Point Break – Film Review

Just as ridiculous as the 1991 original, but in all the wrong ways

For a lesson in how hard it is to make a fun, silly action movie watch the two incarnations of Point Break back-to-back. In Kathryn Bigelow’s 1991 version Keanu Reeves’ FBI agent infiltrates a group of surfers/bank robbers. The story is simple, it has a sense of humour about itself and the action is thrillingly orchestrated. Then we have the 2016 version. Again we have an FBI agent (Luke Bracey), but this time he’s tracking a group of criminals with a baffling hippy-ish modus operandi, it takes itself incredibly seriously and the action is so-so and blighted by truly dreadful CGI.

It’s hard to explain quite what the plot of this one is because it doesn’t make a lick of sense. A group of masked motorcyclists steal a diamond haul and escape by parachuting out of a skyscraper, then steal money from a plane mid-flight and release the cash over a poor village. Our young FBI buck deduces that this group, led by Edgar Ramirez, is committing these crimes in pursuit of completing the ‘Ozaki 8’, a series of extreme stunts dreamt up by some daredevil who believed conquering them all would achieve nirvana (Ozaki’s theory is untested as he died less than halfway through his mission). Their crimes are carried out in order to “give back” to mother nature, although it’s not clear how robbery achieves this. They are environmentalists who blow up mountains and have an enormous carbon footprint. They are drifters who hate the capitalist world but see no problem with having their stunts bankrolled by a billionaire. And they’re all in their 30s, like sadly delayed gap year wastrels. Really, a film constructed primarily to showcase people jumping off high things shouldn’t be this difficult to follow.

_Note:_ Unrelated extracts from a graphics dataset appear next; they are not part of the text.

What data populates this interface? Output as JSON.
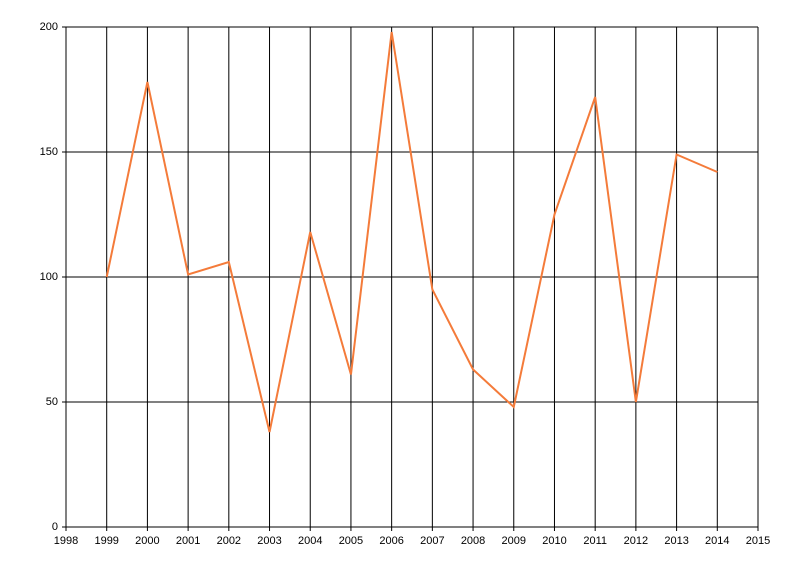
{
  "chart_data": {
    "type": "line",
    "x": [
      1999,
      2000,
      2001,
      2002,
      2003,
      2004,
      2005,
      2006,
      2007,
      2008,
      2009,
      2010,
      2011,
      2012,
      2013,
      2014
    ],
    "values": [
      100,
      178,
      101,
      106,
      38,
      118,
      61,
      198,
      95,
      63,
      48,
      125,
      172,
      50,
      149,
      142
    ],
    "color": "#f47b3a",
    "xlim": [
      1998,
      2015
    ],
    "xticks": [
      1998,
      1999,
      2000,
      2001,
      2002,
      2003,
      2004,
      2005,
      2006,
      2007,
      2008,
      2009,
      2010,
      2011,
      2012,
      2013,
      2014,
      2015
    ],
    "ylim": [
      0,
      200
    ],
    "yticks": [
      0,
      50,
      100,
      150,
      200
    ],
    "grid": true
  }
}
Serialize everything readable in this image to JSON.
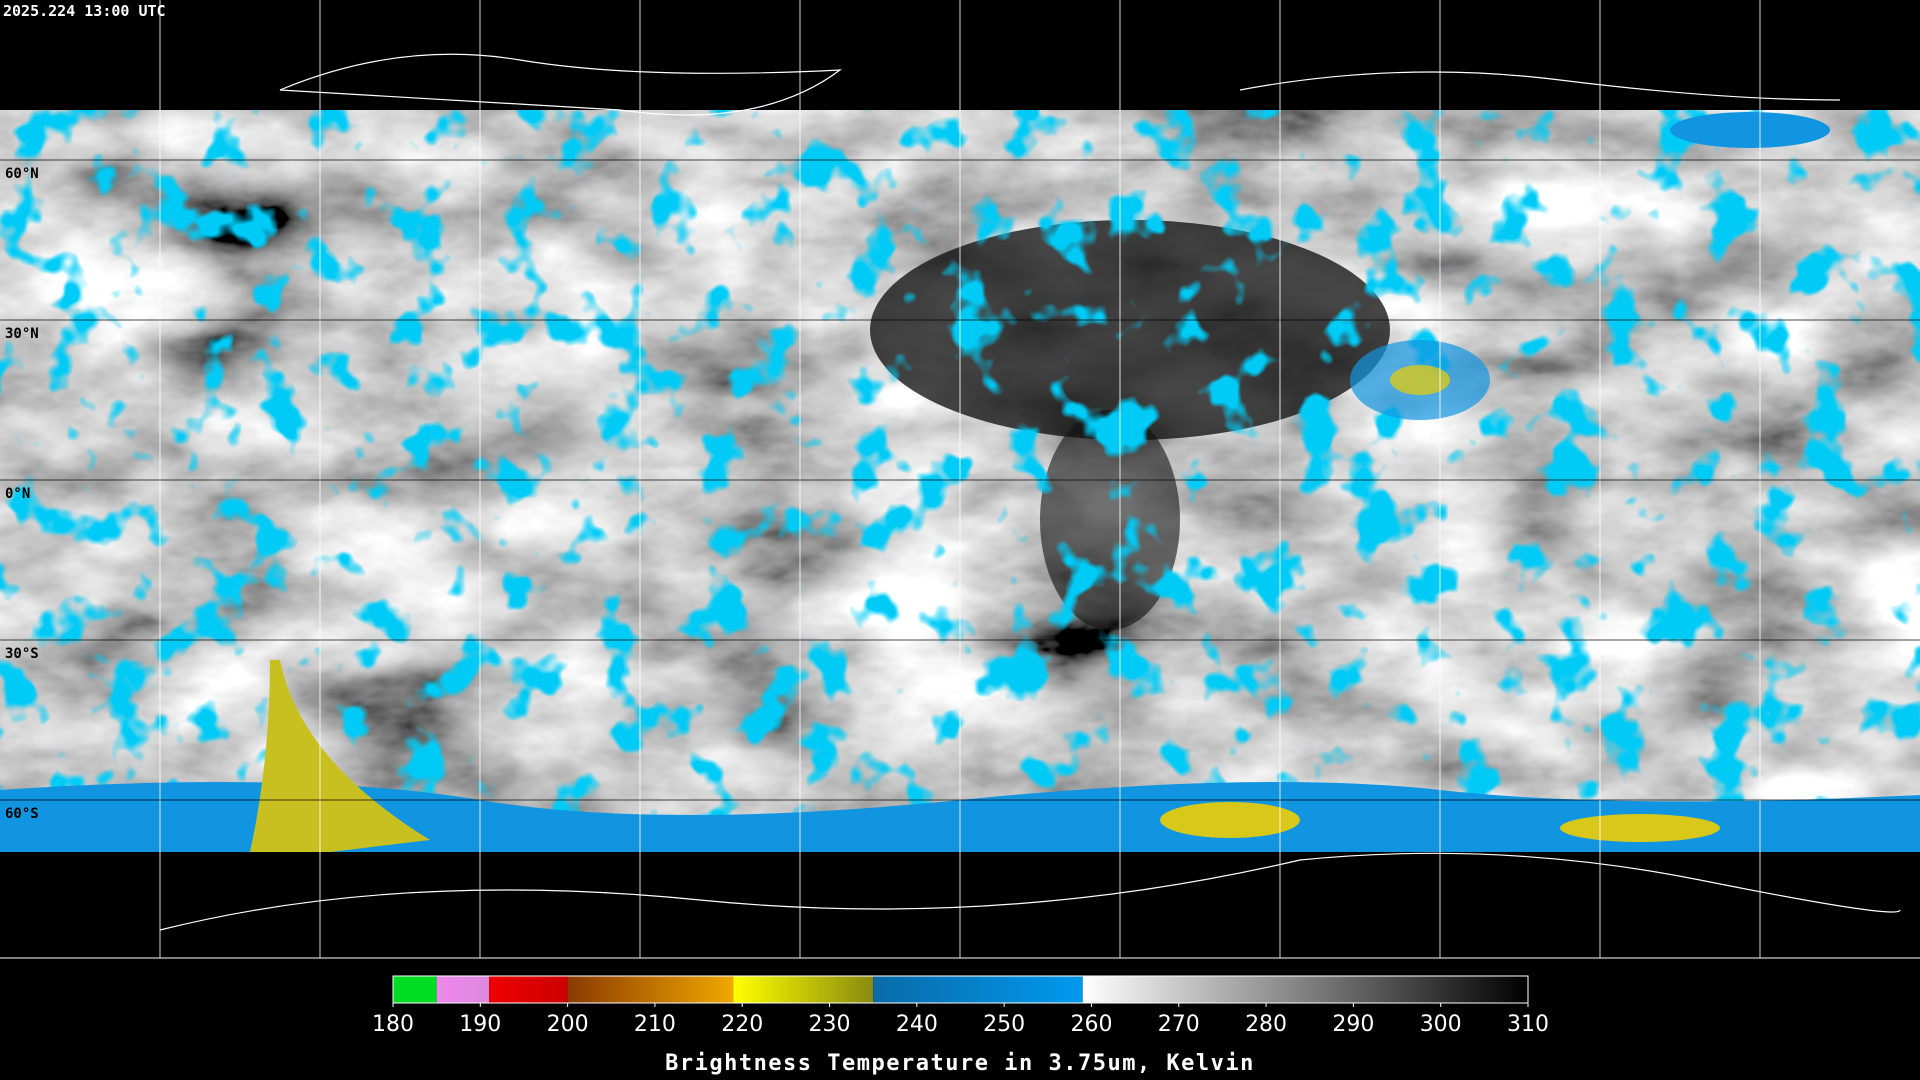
{
  "timestamp": "2025.224 13:00 UTC",
  "lat_labels": [
    "60°N",
    "30°N",
    "0°N",
    "30°S",
    "60°S"
  ],
  "colorbar": {
    "title": "Brightness Temperature in 3.75um, Kelvin",
    "lim": [
      180,
      310
    ],
    "ticks": [
      180,
      190,
      200,
      210,
      220,
      230,
      240,
      250,
      260,
      270,
      280,
      290,
      300,
      310
    ],
    "segments": [
      {
        "from": 180,
        "to": 185,
        "colors": [
          "#00dd22",
          "#00dd22"
        ]
      },
      {
        "from": 185,
        "to": 191,
        "colors": [
          "#ee88ee",
          "#dd88dd"
        ]
      },
      {
        "from": 191,
        "to": 200,
        "colors": [
          "#ee0000",
          "#cc0000"
        ]
      },
      {
        "from": 200,
        "to": 219,
        "colors": [
          "#8a3a00",
          "#f0a800"
        ]
      },
      {
        "from": 219,
        "to": 235,
        "colors": [
          "#ffff00",
          "#8a8a10"
        ]
      },
      {
        "from": 235,
        "to": 259,
        "colors": [
          "#0a6aa8",
          "#0099ee"
        ]
      },
      {
        "from": 259,
        "to": 310,
        "colors": [
          "#ffffff",
          "#000000"
        ]
      }
    ]
  }
}
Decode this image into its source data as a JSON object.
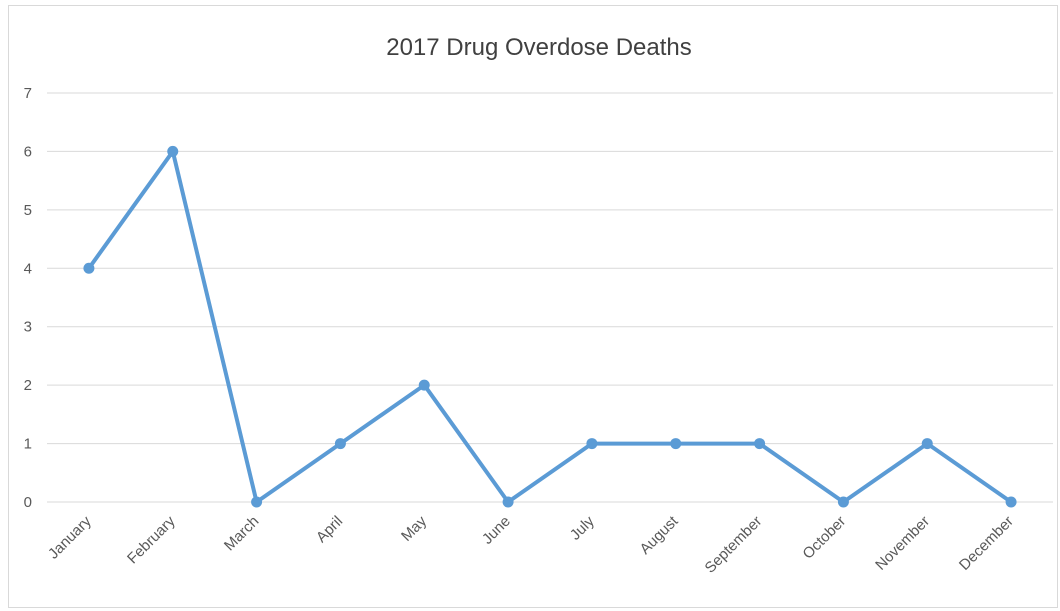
{
  "chart_data": {
    "type": "line",
    "title": "2017 Drug Overdose Deaths",
    "xlabel": "",
    "ylabel": "",
    "categories": [
      "January",
      "February",
      "March",
      "April",
      "May",
      "June",
      "July",
      "August",
      "September",
      "October",
      "November",
      "December"
    ],
    "series": [
      {
        "values": [
          4,
          6,
          0,
          1,
          2,
          0,
          1,
          1,
          1,
          0,
          1,
          0
        ],
        "color": "#5b9bd5"
      }
    ],
    "ylim": [
      0,
      7
    ],
    "yticks": [
      0,
      1,
      2,
      3,
      4,
      5,
      6,
      7
    ],
    "grid": true,
    "gridlines_color": "#d9d9d9",
    "legend": "none",
    "markers": "circle"
  }
}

The stunts, alas, are not especially exciting either, certainly nothing to compare with Bigelow’s surf sequences, or even the part where Keanu Reeves ran through some gardens. Director Ericson Core takes his cast into the sky, up mountains, out to sea to face towering waves, but he hasn’t the skill to construct a dramatic narrative once he gets there. It’s just as ridiculous as the 1991 Point Break, but in all the wrong ways.